Chcieliśmy w końcu choć trochę polepszyć poziom życia pań sprzątających, pracujących w administracji, czy sekretariatach w oświacie. Przez lata ich wynagrodzenia nie wzrastały, mimo bardzo niskiego poziomu. My dokładamy prawie 600 tys.
Uważamy, że podstawowym obowiązkiem władzy jest zapewnienie bezpieczeństwa, dlatego zareagowaliśmy na potrzebę zakupu karetki, która rokrocznie będzie wyjeżdżać nawet 1,5 tysiąca razy aby ratować życie mieszkańców.
Uważamy, że bardzo ważne jest tworzenie lokalnych relacji i inicjatyw w osiedlach i dlatego przeznaczamy na działalność Rad Osiedli dodatkowe pieniądze.
Aby móc to zrealizować musieliśmy z czegoś zrezygnować.
Oszczędzamy na tworzonych dokumentacjach – 90 tysięcy za analizy i ekspertyzy to stanowczo za dużo!
Nagrody Prezydenta to teraz 50 tysięcy zł. Uważamy honorowanie mieszkańców za ważne i dlatego ich nie likwidujemy, ale zostawiamy 25 tysięcy.
Na imprezy promocyjne i wykonanie gadżetów zostaje 300 000 zł. Czy to mało żeby wydrukować kilkaset czy kilka tysięcy kubków z logiem miasta, czy długopisów?
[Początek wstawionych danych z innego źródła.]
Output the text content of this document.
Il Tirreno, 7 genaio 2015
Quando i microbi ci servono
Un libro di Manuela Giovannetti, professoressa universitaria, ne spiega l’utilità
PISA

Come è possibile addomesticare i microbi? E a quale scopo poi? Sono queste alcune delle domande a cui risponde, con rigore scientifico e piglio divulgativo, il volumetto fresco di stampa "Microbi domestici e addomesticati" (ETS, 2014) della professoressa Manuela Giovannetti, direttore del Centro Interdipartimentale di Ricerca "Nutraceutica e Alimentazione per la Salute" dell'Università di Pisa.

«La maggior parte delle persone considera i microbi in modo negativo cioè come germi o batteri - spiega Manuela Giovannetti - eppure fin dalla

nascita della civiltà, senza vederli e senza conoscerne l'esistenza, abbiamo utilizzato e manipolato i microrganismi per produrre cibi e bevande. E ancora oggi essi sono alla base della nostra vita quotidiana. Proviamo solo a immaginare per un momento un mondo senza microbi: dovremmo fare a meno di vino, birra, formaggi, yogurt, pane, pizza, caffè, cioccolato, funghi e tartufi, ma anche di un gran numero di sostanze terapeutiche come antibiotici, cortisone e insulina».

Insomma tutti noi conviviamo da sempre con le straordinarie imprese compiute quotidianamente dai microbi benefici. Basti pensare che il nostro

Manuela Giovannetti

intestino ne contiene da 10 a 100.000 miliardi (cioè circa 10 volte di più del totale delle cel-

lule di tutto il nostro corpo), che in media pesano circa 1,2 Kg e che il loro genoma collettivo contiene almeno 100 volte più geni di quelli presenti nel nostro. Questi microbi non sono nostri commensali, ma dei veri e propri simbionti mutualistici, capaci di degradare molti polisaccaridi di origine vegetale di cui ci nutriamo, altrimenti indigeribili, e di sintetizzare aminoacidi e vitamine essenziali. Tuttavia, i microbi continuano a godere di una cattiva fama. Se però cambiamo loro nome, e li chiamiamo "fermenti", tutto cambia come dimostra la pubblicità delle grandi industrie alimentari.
Nadal w dyspozycji na imprezy – także żużlowe – zostaje prawie 300 000 zł. Jak ta troska ma się do tego, że być może żadna impreza się nie odbędzie. Przecież to Pani Prezydent od września nie odpowiedziała na wniosek o wymianę dmuchanych band bez których żadna impreza się nie odbędzie. Nie zarezerwowała także środków na ten cel w budżecie.
Budżet obejmujący spotkania Prezydenta z dziennikarzami oraz zamieszczania ogłoszeń, życzeń, kondolencji, filmów miał kosztować prawie 100 000 zł! To brak poszanowania dla pieniędzy mieszkańców, większość z tych przedsięwzięć może obyć się bez kosztów.
Deklarujemy jednocześnie, że wolne środki, które pojawią się w środku roku dołożymy – jeśli zaistnieje taka potrzeba – na klub seniora.
Według GUS liczba odwiedzających muzea w Ostrowie spadła poniżej poziomu z 2012 roku, a planowane środki, które chciano przeznaczyć były rekordowe. Około 80 tysięcy zł miesięcznie i 17 etatów żeby utrzymać muzeum w siedemdziesięciotysięcznym mieście, w naszej ocenie, pozwala na oszczędności.
W ramach kultury planowano rozstrzygnięcie konkursu na kwotę 400 000 zł i nic się w tej materii nie zmieni.
Umniejszyliśmy budżet zadań zleconych, który jeśli będzie taka potrzeba zostanie zwiększony z wolnych środków. W naszym budżecie szybciej rosną wydatki bieżące niż dochody bieżące, my chcemy odwrócić tę tendencję. Dokładamy na inwestycje, bo samorząd powinien głównie alokować środki na wydatki majątkowe, a nie swoją bieżącą działalność.
Nasz zamysł jest prosty: finansować z pewnych, budżetowych środków inwestycje majątkowe, a zadania bieżące z pojawiających się oszczędności i wolnych środków, które mamy pewność, że się pojawią w wysokości kilku milionów złotych.